KSD Aggregated Goodness-of-fit Test

Authors: Antonin Schrab, Benjamin Guedj, Arthur Gretton

NeurIPS 2022 | Conference PDF | Archive PDF | Plain Text | LLM Run Details

Reproducibility Variable Result LLM Response
Research Type Experimental We find on both synthetic and real-world data that KSDAGG outperforms other state-of-the-art quadratic-time adaptive KSD-based goodness-of-fit testing procedures. We discuss the implementation of KSDAGG and experimentally validate our proposed approach on benchmark problems, not only on datasets classically used in the literature but also on original data obtained using state-of-the-art generative models (i.e. Normalizing Flows).
Researcher Affiliation Academia Antonin Schrab Centre for Artificial Intelligence Gatsby Computational Neuroscience Unit University College London & Inria London a.schrab@ucl.ac.uk Benjamin Guedj Centre for Artificial Intelligence University College London & Inria London b.guedj@ucl.ac.uk Arthur Gretton Gatsby Computational Neuroscience Unit University College London arthur.gretton@gmail.com
Pseudocode Yes Algorithm 1 KSDAGG
Open Source Code Yes Contributing to the real-world applications of these goodness-of-fit tests, we provide publicly available code to allow practitioners to employ our method: https://github.com/antoninschrab/ksdagg-paper.
Open Datasets Yes MNIST dataset (Le Cun et al., 1998, 2010)
Dataset Splits No The paper uses various datasets (Gamma, GBRBM, MNIST Normalizing Flow) but does not explicitly provide details about train/validation/test splits for its experiments.
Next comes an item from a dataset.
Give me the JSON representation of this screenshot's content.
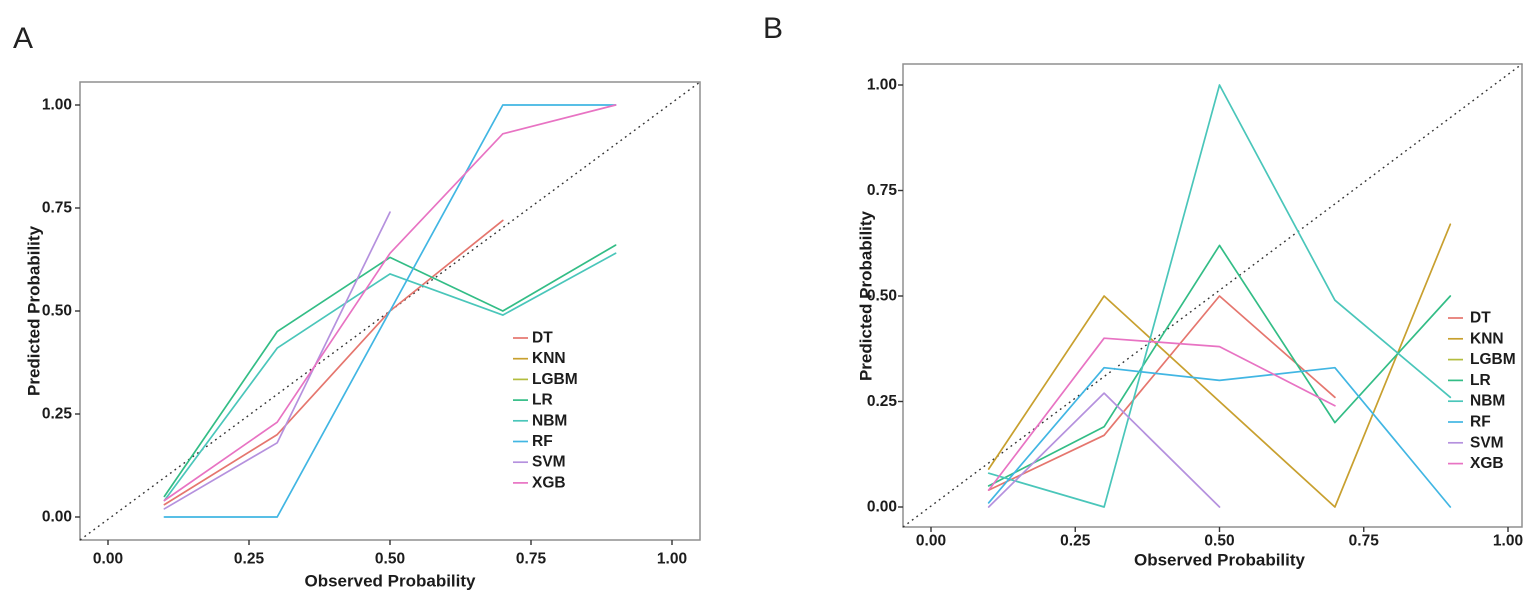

For MNIST, it mentions a pre-trained model but not the experimental splits for the KSDAGG tests.
Hardware Specification Yes All experiments have been run on an AMD Ryzen Threadripper 3960X 24 Cores 128Gb RAM CPU at 3.8GHz
Software Dependencies No The paper mentions using third-party implementations ('Jitkrittum et al. (2017)' and 'Phillip Lippe’s implementation') but does not specify any software dependencies with version numbers for its own code or key libraries.
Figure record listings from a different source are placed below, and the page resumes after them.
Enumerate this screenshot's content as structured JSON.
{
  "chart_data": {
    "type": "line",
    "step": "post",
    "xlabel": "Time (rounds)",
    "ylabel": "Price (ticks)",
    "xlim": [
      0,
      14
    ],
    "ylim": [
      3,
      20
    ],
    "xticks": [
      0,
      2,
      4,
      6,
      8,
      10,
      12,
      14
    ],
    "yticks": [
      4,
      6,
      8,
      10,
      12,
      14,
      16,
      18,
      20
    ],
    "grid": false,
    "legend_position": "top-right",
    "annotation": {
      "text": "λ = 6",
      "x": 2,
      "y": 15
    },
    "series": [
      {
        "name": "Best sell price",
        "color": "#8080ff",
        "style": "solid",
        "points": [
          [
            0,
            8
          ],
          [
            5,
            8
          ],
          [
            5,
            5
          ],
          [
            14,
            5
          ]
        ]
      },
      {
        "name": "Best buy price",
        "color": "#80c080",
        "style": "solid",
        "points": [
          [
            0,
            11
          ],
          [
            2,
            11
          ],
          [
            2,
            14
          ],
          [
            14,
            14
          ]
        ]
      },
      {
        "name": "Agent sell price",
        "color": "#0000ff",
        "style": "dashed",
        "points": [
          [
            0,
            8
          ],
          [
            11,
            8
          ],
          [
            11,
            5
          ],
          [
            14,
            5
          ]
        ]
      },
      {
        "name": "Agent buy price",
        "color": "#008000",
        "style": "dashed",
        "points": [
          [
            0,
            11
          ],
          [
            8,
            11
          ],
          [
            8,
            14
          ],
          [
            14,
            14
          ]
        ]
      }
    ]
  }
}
Experiment Setup Yes All our experiments are run with level = 0.05 using the IMQ kernel defined in Equation (7) with parameter βk = 0.5. We use a parametric bootstrap with B1 = B2 = 500 bootstrapped KSD values to compute the adjusted test thresholds, and B3 = 50 steps of bisection method to estimate the correction u in Equation (6).